Sunday, December 17, 2006

Bye, Bayh

Whatever song is playing over the speakers here at the M&D sounds awfully similar to Bob Dylan's Tryin' to Get to Heaven from Time Out of Mind, but there are no lyrics this time around, and it is becoming more and more Celtic with each passing bar. I wish that it were Tryin', because that's a beautiful song about hopelessness and optimism, and it references both Missouri and New Orleans. Most people might say Texas or California, but I think that Missouri and New Orleans are the two most visceral US locations out there. I have no personal basis for this claim, and I think that is why I feel the need to make it.

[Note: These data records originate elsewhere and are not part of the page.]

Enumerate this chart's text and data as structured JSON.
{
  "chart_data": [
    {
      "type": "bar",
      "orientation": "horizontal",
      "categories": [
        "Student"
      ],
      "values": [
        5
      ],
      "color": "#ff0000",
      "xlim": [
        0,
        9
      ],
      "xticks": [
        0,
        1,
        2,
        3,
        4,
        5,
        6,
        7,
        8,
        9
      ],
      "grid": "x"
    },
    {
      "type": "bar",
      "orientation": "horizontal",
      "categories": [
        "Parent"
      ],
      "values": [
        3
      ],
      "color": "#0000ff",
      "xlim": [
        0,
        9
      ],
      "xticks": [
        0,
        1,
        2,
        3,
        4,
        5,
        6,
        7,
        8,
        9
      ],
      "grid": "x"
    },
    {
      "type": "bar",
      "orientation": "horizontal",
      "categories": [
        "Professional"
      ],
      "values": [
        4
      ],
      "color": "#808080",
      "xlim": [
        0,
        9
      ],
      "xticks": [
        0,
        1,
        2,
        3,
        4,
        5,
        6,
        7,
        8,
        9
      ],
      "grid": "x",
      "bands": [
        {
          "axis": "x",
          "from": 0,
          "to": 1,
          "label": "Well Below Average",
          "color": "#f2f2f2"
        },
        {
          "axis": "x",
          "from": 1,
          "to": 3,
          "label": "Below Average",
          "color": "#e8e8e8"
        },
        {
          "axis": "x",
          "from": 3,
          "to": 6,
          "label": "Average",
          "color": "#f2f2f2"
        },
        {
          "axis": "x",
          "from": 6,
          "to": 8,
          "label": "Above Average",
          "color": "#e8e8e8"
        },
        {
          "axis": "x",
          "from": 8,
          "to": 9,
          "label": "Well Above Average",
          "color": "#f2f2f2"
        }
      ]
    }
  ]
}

My favorite editorial columnist, the smug and biting Frank Rich, wrote a particularly insightful article today about the possible pitfalls of GOP moves to the right socially when the rest of the country appears to be headed in the opposite direction. In it, he calls out John McCain for his blunder on ABC's "This Week":
"Are you against civil unions for gay couples?” he asked the senator, who replied, “No, I’m not.” When Mr. Stephanopoulos reiterated the question seconds later — “So you’re for civil unions?” — Mr. McCain answered, “No.” In other words, he was not against civil unions before he was against them.
Now that is leadership.
On the same side, Newt Gingrich has announced that he will be sitting on the sidelines until the fall, leaving the frontrunners to duke it out through the summer and hoping that his late splash will prove beneficial to his campaign. In the meantime he called today's social challenges, presumably gays, God, and guns, "greater than any since 1861," and is touting his new slogan "Real Change requires Real Change." Hey, we here at 3Q approve of that motto because, hey, let's start with the obvious. As for likening same-sex marriage to slavery, we might be getting ahead of ourselves a little bit.
Getting back to the title of the post, Sen. Evan Bayh has changed his mind after years of preparation and decided to end his courtship of the Democratic nomination. Every article about this says the same thing, how everyone is shocked to hear the news. Well, I am, too. Not to mention disappointed. From what I could gather he seemed to lack charisma, but I was nevertheless interested to hear what he had to offer, especially in contrast to the Big 2. Indiana, the Crossroads of America, has lost it's hope for the big stage.
The warm winter is continuing here in Quabbin Qountry, which made for a great run this afternoon. Yesterday as I was running toward Knight Pond I was flagged down by one of the local residents asking me if I had seen any xmas tree poachers on her property. I hadn't, but I used the opportunity to ask the woman if she would allow me to run on her property, which was dotted on either side of her house for a few hundred meters with dozens of No Trespassing signs. She obliged my request, saying that the signs were only there to deter ATV riders who illegally and dangerously romped through her woods on a regular basis, destroying trails and annoying anyone in earshot all the while. Today I took her up on her offer, and set off into the trails, which are wider than singletrack, and not too rugged. Ideal for running with a small group of people. I anxiously await the days that I can show them off to my cohorts, from the early pine forests to the rickety marsh bridges, and through to the clearcuts that remind me of my childhood days in Oak Harbor.
It has been a long and trying weekend here at QQHQ, time to go home, rustle up some grub and read until I fall asleep. Should only take about ten minutes.